No entanto, com as teorias que deram início ao reconhecimento dos Direitos Humanos de Segunda Geração, notadamente, ao Direito de Igualdade, foi necessário reconhecer às pessoas com transtorno mental sua condição de humana; assim, as condições de indignidade que viviam nos manicômios iam de encontro ao rol de direitos reconhecidos a todo o homem, cujos fundamentos ganharam força no Pós-Guerra de 1945.

Assim, no Século XX, por volta de 1940, ganharam ressonância estudos que foram precursores da Luta Antimanicomial, que passaram a questionar a influência do ambiente social no adoecimento da pessoa, e “buscaram conhecer, para denunciar e intervir, as condições de vida individuais e coletivas, supostamente capazes de provocar ou agravar problemas mentais” (In.: O pioneirismo de Louis Le Guillant na reforma psiquiátrica e psicoterapia institucional na França: a importância do trabalho dos pacientes para a abertura dos hospícios).

Contemporaneamente, defende-se então que a lógica do cuidado é viver em liberdade. No cenário brasileiro, a Lei nº 10.216 de 2001 foi importantíssima ao prever novas diretrizes para políticas de saúde mental, determinando que a institucionalização do paciente com transtorno mental seja a última medida terapêutica, elegendo como prioridade o cuidado em liberdade. Posteriormente, o Decreto n º 6.949, de 2009 promulgou a Convenção Internacional sobre os Direitos das Pessoas com Deficiência e seu Protocolo Facultativo, assinados em Nova York, em 30 de março de 2007, que prevê como princípios “o respeito pela dignidade inerente, a autonomia individual, inclusive a liberdade de fazer as próprias escolhas, e a independência das pessoas; a não-discriminação; e a plena e efetiva participação e inclusão na sociedade (art. 3º)”.

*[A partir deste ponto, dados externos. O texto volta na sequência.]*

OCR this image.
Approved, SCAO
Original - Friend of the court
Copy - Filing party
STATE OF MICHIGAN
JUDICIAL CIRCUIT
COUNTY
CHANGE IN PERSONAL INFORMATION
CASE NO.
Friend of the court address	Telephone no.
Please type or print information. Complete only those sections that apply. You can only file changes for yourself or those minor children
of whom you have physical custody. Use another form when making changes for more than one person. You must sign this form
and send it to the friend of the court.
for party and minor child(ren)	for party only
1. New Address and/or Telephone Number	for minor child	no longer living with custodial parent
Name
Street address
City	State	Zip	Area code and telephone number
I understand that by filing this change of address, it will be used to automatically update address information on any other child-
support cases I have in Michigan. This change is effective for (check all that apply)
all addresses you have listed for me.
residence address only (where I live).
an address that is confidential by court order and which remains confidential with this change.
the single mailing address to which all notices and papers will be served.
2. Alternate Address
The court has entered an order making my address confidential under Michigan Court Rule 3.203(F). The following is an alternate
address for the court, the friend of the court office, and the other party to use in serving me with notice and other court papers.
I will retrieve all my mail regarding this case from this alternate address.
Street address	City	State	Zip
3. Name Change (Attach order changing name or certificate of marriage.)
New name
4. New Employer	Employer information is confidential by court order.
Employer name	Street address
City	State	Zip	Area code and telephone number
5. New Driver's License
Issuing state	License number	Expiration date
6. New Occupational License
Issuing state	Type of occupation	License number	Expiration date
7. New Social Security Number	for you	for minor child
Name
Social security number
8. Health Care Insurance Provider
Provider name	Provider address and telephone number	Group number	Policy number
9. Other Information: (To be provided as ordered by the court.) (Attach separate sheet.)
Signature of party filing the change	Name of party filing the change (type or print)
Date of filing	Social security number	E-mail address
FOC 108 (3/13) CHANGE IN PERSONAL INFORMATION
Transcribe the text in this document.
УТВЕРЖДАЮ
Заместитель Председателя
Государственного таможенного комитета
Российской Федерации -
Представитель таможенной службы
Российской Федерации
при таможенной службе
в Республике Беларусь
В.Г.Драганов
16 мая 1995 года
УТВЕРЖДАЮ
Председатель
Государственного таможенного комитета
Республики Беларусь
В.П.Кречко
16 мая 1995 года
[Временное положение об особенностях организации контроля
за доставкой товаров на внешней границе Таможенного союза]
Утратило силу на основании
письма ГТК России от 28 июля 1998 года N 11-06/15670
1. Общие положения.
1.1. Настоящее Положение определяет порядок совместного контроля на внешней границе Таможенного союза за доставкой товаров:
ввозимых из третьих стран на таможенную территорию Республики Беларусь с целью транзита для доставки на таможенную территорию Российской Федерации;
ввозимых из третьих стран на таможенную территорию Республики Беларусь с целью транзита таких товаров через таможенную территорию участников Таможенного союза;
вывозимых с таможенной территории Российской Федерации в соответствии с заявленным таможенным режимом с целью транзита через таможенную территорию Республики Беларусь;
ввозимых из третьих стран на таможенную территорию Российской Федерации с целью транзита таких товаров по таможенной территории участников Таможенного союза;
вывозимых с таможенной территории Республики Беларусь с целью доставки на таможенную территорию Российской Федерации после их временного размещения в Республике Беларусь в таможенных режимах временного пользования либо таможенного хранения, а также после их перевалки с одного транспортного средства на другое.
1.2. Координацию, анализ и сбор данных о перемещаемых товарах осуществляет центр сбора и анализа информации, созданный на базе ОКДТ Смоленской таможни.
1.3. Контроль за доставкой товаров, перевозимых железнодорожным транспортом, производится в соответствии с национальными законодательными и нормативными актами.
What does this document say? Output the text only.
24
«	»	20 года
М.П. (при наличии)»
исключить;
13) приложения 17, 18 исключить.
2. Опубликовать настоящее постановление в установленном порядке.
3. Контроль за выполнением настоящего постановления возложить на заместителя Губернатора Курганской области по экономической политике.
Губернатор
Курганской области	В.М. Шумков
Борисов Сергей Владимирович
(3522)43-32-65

Desde então, o Brasil tem legislado sobre direitos e garantias à pessoa com desabilidade psicossocial com a finalidade de minimizar e eliminar barreiras que possam impedi-las de conduzir livremente o seu exercício da cidadania e dos direitos correlatos. A exemplo, cite-se a Lei nº 13.146, de 6 de julho de 2015, que institui a Lei Brasileira de Inclusão da Pessoa com Deficiência (Estatuto da Pessoa com Deficiência), que reforça a necessidade de respeito à pessoa com deficiência quando determina, no art. 11 e art. 12, que a pessoa com deficiência não poderá ser obrigada a se submeter a intervenção clínica ou cirúrgica, a tratamento ou a institucionalização forçada; ou submetido a tratamento ou hospitalização, sem seu consentimento prévio, livre e esclarecido.

A importância da preservação da autodeterminação das pessoas com transtorno mental, além de ser um direito, é também uma questão que invoca a ética do profissional competente pelo tratamento, pois, a consideração da vontade da pessoa na definição do tratamento adequado revela respeito à autonomia, liberdade, e, acima de tudo, integridade da dignidade da pessoa humana.